By: Devjyot Ghoshal
Posted on: 8 August 2016
Babita Jayram has beaten the odds.
The 21-year-old sits in one corner of the hospital bed, brushing her hair with the slow, steady strokes of a purple comb. The nine months of pregnancy mostly spent at a tea garden on the eastern fringes of Assam were uneventful. There were no complications during the delivery. A healthy newborn, curled gently on her lap, sleeps quietly.
Another woman sits on the opposite side of the bed, cradling her own infant. Some of the other 27 beds in the ward even accommodate a relative or two, precariously perched on the edge.
An assortment of cloth and plastic bags hang from nails hammered into weathered walls. Thin curtains, barely green, flutter in a meagre breeze made possible by the toil of ageing fans above. Then, the power goes out on a muggy, overcast June afternoon. The postnatal ward of Dibrugarh’s Assam Medical College and Hospital, the best-equipped government hospital in all of eastern Assam, turns into a warm, dimly-lit cave packed with recovering mothers and newborns.
Reena Dutta Ahmed, who heads the college’s gynaecology department, insists they are the lucky ones.
“You people cannot imagine,” said Ahmed, a slight, wispy-haired woman. “No other faculty in any other department can imagine a pregnant lady coming with two gram or three gram.” The doctor was referring to the levels of haemoglobin in blood. The recommended level is about 12 grams per decilitre.
“She cannot breathe. You know, she cannot breathe,” Ahmed went on, describing the condition of the mothers she encounters, with some vexation. “After a few minutes she is blue, then she dies.”
India accounts for 17% of all maternal deaths in the world. The country’s maternal mortality ratio was 167 per 100,000 live births in 2013. The ratio for Assam was 301, the highest for any state in India. Within the state, the five districts served by the Assam Medical College and Hospital—Tinsukia, Dibrugarh, Sibsagar, Jorhat and Golaghat—had a collective maternal mortality ratio of 404 per 100,000 live births in 2013, which resembles the ratios in sub-Saharan Africa.
By Ahmed’s assessment, there is one main culprit: “In our hospital, 80% of the mortality is from the tea gardens.”
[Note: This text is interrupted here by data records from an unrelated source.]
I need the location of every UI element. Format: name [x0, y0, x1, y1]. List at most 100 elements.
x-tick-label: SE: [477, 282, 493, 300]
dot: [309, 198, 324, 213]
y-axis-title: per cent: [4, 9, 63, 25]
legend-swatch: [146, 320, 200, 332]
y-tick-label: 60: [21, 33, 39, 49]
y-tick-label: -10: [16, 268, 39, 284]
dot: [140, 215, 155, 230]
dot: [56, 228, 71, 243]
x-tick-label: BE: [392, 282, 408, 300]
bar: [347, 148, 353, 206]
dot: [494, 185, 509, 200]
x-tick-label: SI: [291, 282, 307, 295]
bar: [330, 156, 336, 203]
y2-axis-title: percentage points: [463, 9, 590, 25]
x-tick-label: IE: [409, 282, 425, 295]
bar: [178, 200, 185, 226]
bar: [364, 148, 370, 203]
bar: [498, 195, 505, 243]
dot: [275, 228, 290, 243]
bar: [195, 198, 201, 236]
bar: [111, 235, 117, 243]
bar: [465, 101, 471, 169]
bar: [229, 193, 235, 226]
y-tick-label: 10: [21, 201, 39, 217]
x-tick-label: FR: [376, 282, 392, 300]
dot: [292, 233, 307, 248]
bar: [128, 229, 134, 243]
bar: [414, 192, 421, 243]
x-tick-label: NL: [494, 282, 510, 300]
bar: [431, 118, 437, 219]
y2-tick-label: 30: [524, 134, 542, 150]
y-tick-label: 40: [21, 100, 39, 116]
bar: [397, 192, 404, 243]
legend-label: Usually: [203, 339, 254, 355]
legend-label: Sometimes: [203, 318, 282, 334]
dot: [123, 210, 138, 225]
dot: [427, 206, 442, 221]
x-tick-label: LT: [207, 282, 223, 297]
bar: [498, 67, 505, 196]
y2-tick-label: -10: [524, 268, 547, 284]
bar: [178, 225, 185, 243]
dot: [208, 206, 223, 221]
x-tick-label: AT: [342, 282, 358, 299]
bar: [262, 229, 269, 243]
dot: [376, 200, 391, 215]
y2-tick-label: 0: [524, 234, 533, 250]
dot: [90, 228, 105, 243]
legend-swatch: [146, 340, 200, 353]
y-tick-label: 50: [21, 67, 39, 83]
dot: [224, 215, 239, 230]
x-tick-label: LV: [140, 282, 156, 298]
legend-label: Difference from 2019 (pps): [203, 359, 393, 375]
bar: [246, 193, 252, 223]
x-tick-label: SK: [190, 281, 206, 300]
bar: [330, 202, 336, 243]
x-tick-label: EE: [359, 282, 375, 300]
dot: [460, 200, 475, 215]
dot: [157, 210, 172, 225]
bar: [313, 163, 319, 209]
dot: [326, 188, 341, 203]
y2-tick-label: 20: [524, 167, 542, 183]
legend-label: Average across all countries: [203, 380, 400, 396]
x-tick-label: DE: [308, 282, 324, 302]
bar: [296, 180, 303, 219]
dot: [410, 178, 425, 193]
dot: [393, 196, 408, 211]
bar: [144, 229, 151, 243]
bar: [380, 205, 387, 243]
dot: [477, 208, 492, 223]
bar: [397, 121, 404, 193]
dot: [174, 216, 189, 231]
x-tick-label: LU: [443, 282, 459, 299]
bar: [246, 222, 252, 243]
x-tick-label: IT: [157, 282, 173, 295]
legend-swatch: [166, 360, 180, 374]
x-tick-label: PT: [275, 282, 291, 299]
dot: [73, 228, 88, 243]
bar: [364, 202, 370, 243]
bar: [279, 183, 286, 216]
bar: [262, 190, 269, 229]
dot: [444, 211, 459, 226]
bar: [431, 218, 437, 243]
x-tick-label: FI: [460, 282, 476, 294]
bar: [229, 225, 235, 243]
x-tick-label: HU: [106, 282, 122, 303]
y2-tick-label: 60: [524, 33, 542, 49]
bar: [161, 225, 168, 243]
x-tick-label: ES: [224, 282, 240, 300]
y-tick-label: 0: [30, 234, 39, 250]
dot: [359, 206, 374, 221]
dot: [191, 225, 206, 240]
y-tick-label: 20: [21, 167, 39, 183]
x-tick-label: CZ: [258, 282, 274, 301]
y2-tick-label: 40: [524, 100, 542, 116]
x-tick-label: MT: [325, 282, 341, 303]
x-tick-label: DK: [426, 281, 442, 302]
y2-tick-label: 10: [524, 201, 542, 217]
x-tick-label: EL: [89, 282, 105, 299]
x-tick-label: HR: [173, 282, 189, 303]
Hundreds of tea gardens in this region grow over half of India’s total tea. Hand-picked leaves from here find their way into nearly every second cup of tea consumed in the country. Assam teas are also supplied to makers of major global brands such as Liptons, Twinings and Tetley. Even London’s upmarket Harrods stocks a selection.
Yet Assam’s prized tea industry has turned into a veritable death trap for thousands of expectant mothers. Most of them belong to tribal communities that were brought to work in the tea gardens over a century ago.
An industry brews
Tea began trickling into Britain in the 1650s, procured by Dutch tradersand shipped halfway across the world from China. The British East India Company gradually waded into the trade, bringing small quantities of tea along with its usual cargo of silks and other textiles from the Middle Kingdom.
Within two centuries, the dribble turned into a deluge. By the 1800s, tea imports had become the single largest item in Britain’s trade with China, almost entirely facilitated by the East India Company, which owned the monopoly in the market.
Then, in 1833, the British Parliament dissolved the monopoly.
Scrambling to find new regions that could feed the lucrative trade, the East India Company stumbled upon tea in its own backyard—Assam. The discovery had actually been made in 1823 by Robert Bruce, a major in the company’s service, who had chanced upon wild tea trees near Sadiya in eastern Assam. A decade later, the coincidence was transformed into a serious commercial venture.
By November 1838, the first consignment of Assam tea arrived in London. Eight chests of the produce were auctioned in London on January 10, 1839, fetching between 16 and 34 shillings a pound. Buoyed by such robust prices, that year, a group of merchants decided to form the world’s first commercial tea company: the Assam Company.
But there was one hurdle to establishing industrial-level tea production—Assam did not have enough labour.
“The demoralisation produced by opium, and a liking for independent labour which characterises the Assamese, throw difficulties in the way of a large production of tea in Assam,” The Chamber’s Edinburgh Journalreported on January 25, 1840.
“Mr Bruce looks to the introduction of workmen from other parts of India, for the means of carrying on the manufacture on a large scale,” the erstwhile weekly magazine added, quoting a report by Charles Bruce, Robert’s brother.
A history of exploitation
In 1841, the Assam Company recruited a large group of labourers from the tribes of Bihar’s Chotanagpur division. Some 650 contracted cholera. Most died. The others absconded.
But the exercise continued. Arkatis, or recruiting agents, fanned out across the impoverished and famine-stricken tribal belt of eastern and central India to lure cheap labour for the fledgling colonial enterprise. The scheme worked and thousands of migrant workers from the Munda, Oraon, Santhal and Gond tribes began entering Assam’s tea industry by the late 1870s.